Submitted by just another Cramerholic on Mon, 06/29/2009 - 19:31.
Segment 1: Reporting vs. Predicting
Cramer said that it is important to remember that bad news today doesn’t mean that you should panic, or that things will be bad 6 months from now. Because the stock market is more concerned with the future than what is going on today, you need to keep your focus on predicting what will occur rather than what has happened. He then predicted that in the next 6 months, foreclosures will peak, housing prices will bottom, and banks will benefit. He recommended buying Wells Fargo (WFC) and NVR (NVR), which is a profitable homebuilder and a play on the expansion of the federal government. He also likes PACCAR (PCAR) as a play on a rebound in the trucking business because this truck builder has over $4 in cash, pays a solid dividend, and is well run. He is sticking with his bullish tech recommendations for mobile internet phones and networks, and specifically recommended Apple (AAPL). He also thinks that healthcare can rally because it is now out of the spotlight, and natural gas will rebound because it is so cheap.
Cramer took phone calls on the following stocks:
Accenture (ACN): Cramer is bullish on this stock and said that it will do well along with Hewlett Packard (HPQ) and IBM (IBM).
Segment 2: Interview with Allscripts (MDRX) CEO Glen Tullman
Cramer said that this company beat earnings and raised guidance when it reported its quarter on Wednesday night, and its stock hit a 52 week high on Thursday. Cramer has been bullish because this is a great play on Obama’s plans to use technology to cut medical costs. The stock is up 83% since the last time they spoke to the CEO, and is up 300% from its lows, so Cramer said that you should take profits if you got in when he first started recommending it, but he wanted to talk to the CEO to see if the stock will keep heading higher. Cramer started off by asking why Deutsche Bank has a sell rating and thinks the company’s outlook is hard to predict, and the CEO said that he disagrees with the analyst, and he thinks they are just getting started selling their software because they only have 5% penetration in their market, and they just introduced a new distribution channel that has increased the size of their distribution network 5 times. Cramer then asked if they still have room to grow, and the CEO said that they haven’t seen the effects of the stimulus spending yet, so they expect to see spending increase. Cramer’s next question was about the impact of problems with hospital spending, and Tullman said that 80% of healthcare is administered outside of a hospital, and there is plenty of room for growth there, plus hospitals have been cutting back on large expenditures, but not on cost saving products like theirs. Cramer ended by asking if a healthcare reform bill is actually going to be passed by Congress, and Tullman said that the IT portion has already been passed with a $44,000 credit per doctor. Cramer thanks him for generating so much value, and said he is still bullish.
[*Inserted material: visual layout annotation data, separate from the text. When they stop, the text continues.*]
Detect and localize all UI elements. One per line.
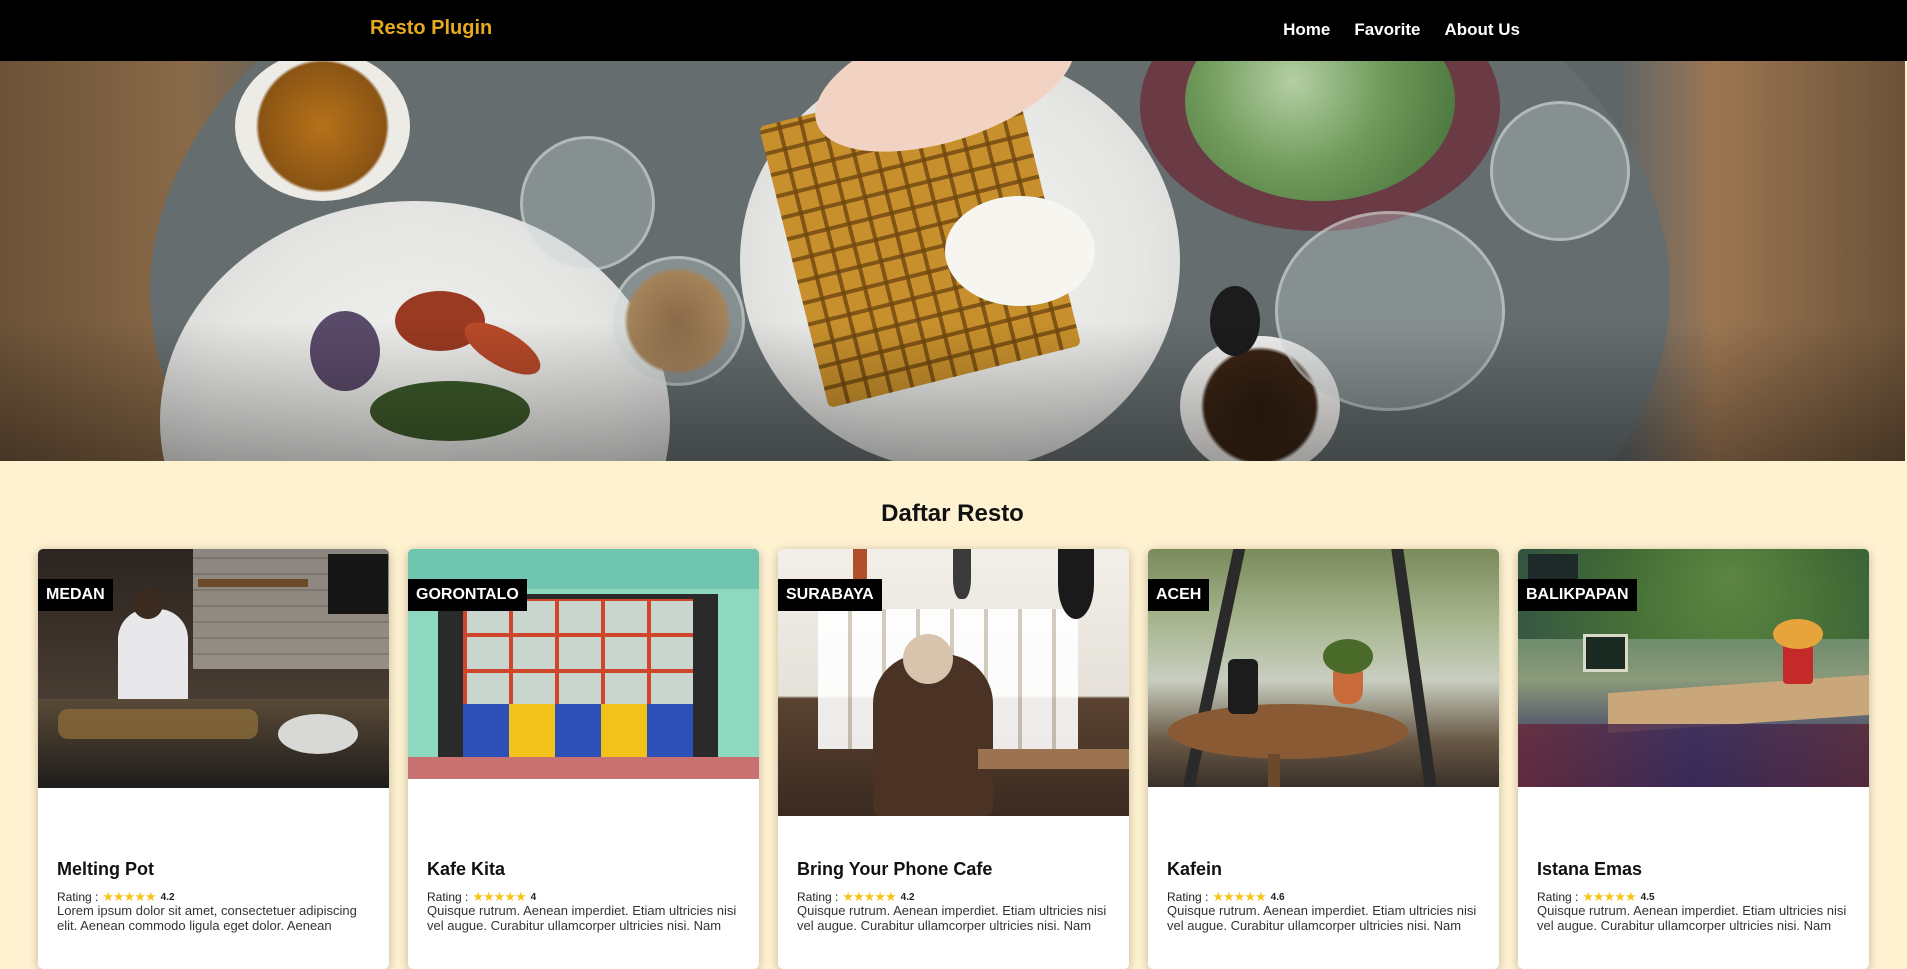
city-badge: BALIKPAPAN [1518, 579, 1637, 611]
restaurant-description: Quisque rutrum. Aenean imperdiet. Etiam … [1167, 903, 1477, 933]
restaurant-description: Quisque rutrum. Aenean imperdiet. Etiam … [1537, 903, 1847, 933]
restaurant-description: Lorem ipsum dolor sit amet, consectetuer… [57, 903, 357, 933]
restaurant-name[interactable]: Kafein [1167, 859, 1222, 880]
restaurant-photo: GORONTALO [408, 549, 759, 779]
rating-value: 4.6 [1270, 891, 1285, 903]
nav-favorite-link[interactable]: Favorite [1354, 20, 1420, 40]
restaurant-card[interactable]: MEDAN Melting Pot Rating : ★★★★★ 4.2 Lor… [38, 549, 389, 969]
main-menu: Home Favorite About Us [1259, 20, 1520, 40]
rating-value: 4.5 [1640, 891, 1655, 903]
top-navbar: Resto Plugin Home Favorite About Us [0, 0, 1907, 61]
rating-label: Rating : [1537, 890, 1579, 904]
nav-home-link[interactable]: Home [1283, 20, 1330, 40]
rating-value: 4 [530, 891, 537, 903]
restaurant-card[interactable]: BALIKPAPAN Istana Emas Rating : ★★★★★ 4.… [1518, 549, 1869, 969]
section-title: Daftar Resto [881, 500, 1024, 527]
restaurant-card[interactable]: GORONTALO Kafe Kita Rating : ★★★★★ 4 Qui… [408, 549, 759, 969]
city-badge: ACEH [1148, 579, 1210, 611]
restaurant-photo: ACEH [1148, 549, 1499, 787]
restaurant-photo: MEDAN [38, 549, 389, 788]
restaurant-photo: BALIKPAPAN [1518, 549, 1869, 787]
restaurant-card[interactable]: ACEH Kafein Rating : ★★★★★ 4.6 Quisque r… [1148, 549, 1499, 969]
city-badge: SURABAYA [778, 579, 882, 611]
restaurant-photo: SURABAYA [778, 549, 1129, 816]
restaurant-name[interactable]: Istana Emas [1537, 859, 1642, 880]
restaurant-name[interactable]: Melting Pot [57, 859, 154, 880]
restaurant-description: Quisque rutrum. Aenean imperdiet. Etiam … [797, 903, 1107, 933]
rating-label: Rating : [797, 890, 839, 904]
nav-about-link[interactable]: About Us [1444, 20, 1520, 40]
rating-label: Rating : [1167, 890, 1209, 904]
restaurant-list: MEDAN Melting Pot Rating : ★★★★★ 4.2 Lor… [38, 549, 1869, 969]
restaurant-name[interactable]: Kafe Kita [427, 859, 505, 880]
rating-value: 4.2 [900, 891, 915, 903]
hero-image [0, 61, 1905, 461]
city-badge: MEDAN [38, 579, 113, 611]
restaurant-description: Quisque rutrum. Aenean imperdiet. Etiam … [427, 903, 737, 933]
restaurant-card[interactable]: SURABAYA Bring Your Phone Cafe Rating : … [778, 549, 1129, 969]
rating-value: 4.2 [160, 891, 175, 903]
city-badge: GORONTALO [408, 579, 527, 611]
rating-label: Rating : [57, 890, 99, 904]
restaurant-name[interactable]: Bring Your Phone Cafe [797, 859, 992, 880]
brand-logo-text[interactable]: Resto Plugin [370, 17, 492, 40]
rating-label: Rating : [427, 890, 469, 904]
Segment 3: Speculation Friday
This week, Cramer recommended speculating on higher energy prices by buying Continental Resources (CLR). The stock dropped from $84 to a low of $12 as oil prices dropped, but has now rebounded to $27.57 with oil prices around $70 a barrel. The company has cut the time it takes to drill a well from 45 day to 30 and cut its production costs, so it is a better run company than when oil prices were higher, plus it cut production and avoided taking on debt as the economy slowed down. He thinks it is a good play on oil prices because their oil production isn’t hedged, and their holdings in the Bakken Shale could hold more oil than current estimates predict. He also thinks that the company is a potential takeover target because the stock price is so low, and that now is the time to buy because the stock is out of favor.
Segment 4: Lightning Round!
Jabil Circuit (JBL): Cramer is bullish on this stock.
First Solar (FSLR): Cramer is bullish and said this is the only solar stock he will recommend.
AstraZeneca (AZN): Cramer is bullish on this stock because of its 6.8% yield.
Occidental Petroleum (OXY): Cramer is bullish on this stock.
MGM Mirage (MGM): Cramer is bearish on this stock because he doesn’t like the casino sector.
Wyeth (WYE): Cramer is bearish and called this his last favorite drug stock.
Rambus (RMBS): Cramer would rather own AMD (AMD).
Segment 5: Outrage of the Day
Cramer is outraged that the federal government is ignoring the potential of natural gas as a bridge fuel to renewable sources of energy, and said that it is due to a lack of lobbyists for the sector in Washington DC. He is unhappy that the cap and trade bill discourages the use of natural gas, and that the sector allows itself to be pushed around by the farming and ethanol lobbies.